Nathanael was the quietly faithful one – we next hear his name in the accounts of the Resurrection. Philip is the one who broke the news of the Messiah to the nations, by teaching the Ethiopian eunuch, the vizier of the kingdom of Meroe, all about Jesus, and baptizing him then and there. For all we know that Ethiopian, who went on his way rejoicing, was the first to bring the gospel to Africa. Well done, Philip. Good and faithful, Nathanael.

What does this have to do with Martin – and me?

Well, in 1955 Martin was a fairly successful person, who had recently taken a pretty good job at a nice church in Montgomery, Alabama. May be the disciples Philip and Nathanael had pretty good lives too. But they seemed to be searching for something – or someone – more. So – “we have found the one – the one we have been searching for.”

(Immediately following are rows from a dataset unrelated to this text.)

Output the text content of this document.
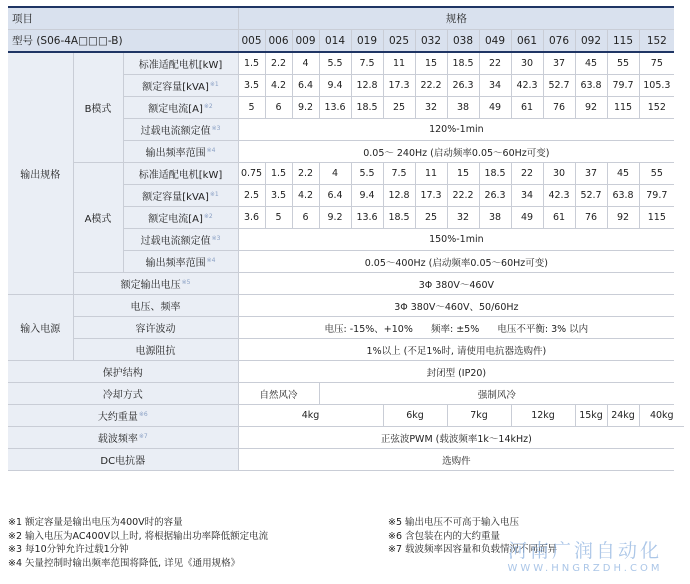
项目			规格													
型号 (S06-4A□□□-B)			005	006	009	014	019	025	032	038	049	061	076	092	115	152
输出规格	B模式	标准适配电机[kW]	1.5	2.2	4	5.5	7.5	11	15	18.5	22	30	37	45	55	75
		额定容量[kVA]$^{※1}$	3.5	4.2	6.4	9.4	12.8	17.3	22.2	26.3	34	42.3	52.7	63.8	79.7	105.3
		额定电流$[A]^{※2}$	5	6	9.2	13.6	18.5	25	32	38	49	61	76	92	115	152
		过载电流额定值$^{※3}$	120%-1min													
		输出频率范围$^{※4}$	0.05～ 240Hz (启动频率0.05～60Hz可变)													
	A模式	标准适配电机[kW]	0.75	1.5	2.2	4	5.5	7.5	11	15	18.5	22	30	37	45	55
		额定容量[kVA]$^{※1}$	2.5	3.5	4.2	6.4	9.4	12.8	17.3	22.2	26.3	34	42.3	52.7	63.8	79.7
		额定电流$[A]^{※2}$	3.6	5	6	9.2	13.6	18.5	25	32	38	49	61	76	92	115
		过载电流额定值$^{※3}$	150%-1min													
		输出频率范围$^{※4}$	0.05～400Hz (启动频率0.05～60Hz可变)													
	额定输出电压$^{※5}$		3Φ 380V～460V													
输入电源	电压、频率		3Φ 380V～460V、50/60Hz													
	容许波动		电压: -15%、+10%      频率: ±5%      电压不平衡: 3% 以内													
	电源阻抗		1%以上 (不足1%时, 请使用电抗器选购件)													
保护结构			封闭型 (IP20)													
冷却方式			自然风冷			强制风冷										
大约重量$^{※6}$			4kg					6kg		7kg		12kg		15kg	24kg	40kg
载波频率$^{※7}$			正弦波PWM (载波频率1k～14kHz)													
DC电抗器			选购件													
※1 额定容量是输出电压为400V时的容量
※2 输入电压为AC400V以上时, 将根据输出功率降低额定电流
※3 每10分钟允许过载1分钟
※4 矢量控制时输出频率范围将降低, 详见《通用规格》
※5 输出电压不可高于输入电压
※6 含包装在内的大约重量
※7 载波频率因容量和负载情况不同而异
河南广润自动化
WWW.HNGRZDH.COM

I suspect Martin was searching for something too. And it found him!

Rosa Parks in 1955 was a nice churchgoing lady who rode the bus to work, and home again at the end of the day. If you have ever been sitting on a crowded bus late in the evening, ready to go home, when one of these ladies comes down the aisle looking for a place to rest her feet, you know what tired looks like.

But back then, in Montgomery, Alabama, you had to move to the rear of the bus unless you were white. And if you weren’t white, and a white person wanted your seat, you had to get up and give it to them.

But this time, in December 1955, something happened.

Mrs. Parks sat down. She sat down in the front part of the bus. Even though she was black.

The driver told her to move. A white person wanted her seat. She did not get up.

Soon it was all over town.

“Every body can sit any where on the bus – or we won’t be on it at all.”

This caused some consternation – throughout the community.

And Martin Luther King, as a respected local pastor, was asked to speak – to say why. Why justice needs to roll down like a river just as much as buses need to roll down the street.

Since that day things began to change – for Martin, who was called to something more than Sunday-morning piety, more than success, to preach good news to the poor and justice to the mistreated.

And things began to change – for the people of Alabama – and for us, too.

What had happened? Martin had stood in his pulpit in front of the church facing his congregation. But now he and his church were facing outward – toward the world, where they were needed, where their witness was needed: their hearts, their hands, their faith, their prayers, their walk with the Lord hand in hand with the people of their city.

Like Philip and Nathanael, we seek something more, we are called to something more, than simply to be “Israelites” of no guile.

Like Martin we are called to something greater than our own success.

Even – like Rosa we are called to put aside our own quiet life – and join something larger. We call it the Kingdom of God.

What is the Kingdom of God to look like here? How will we seek it?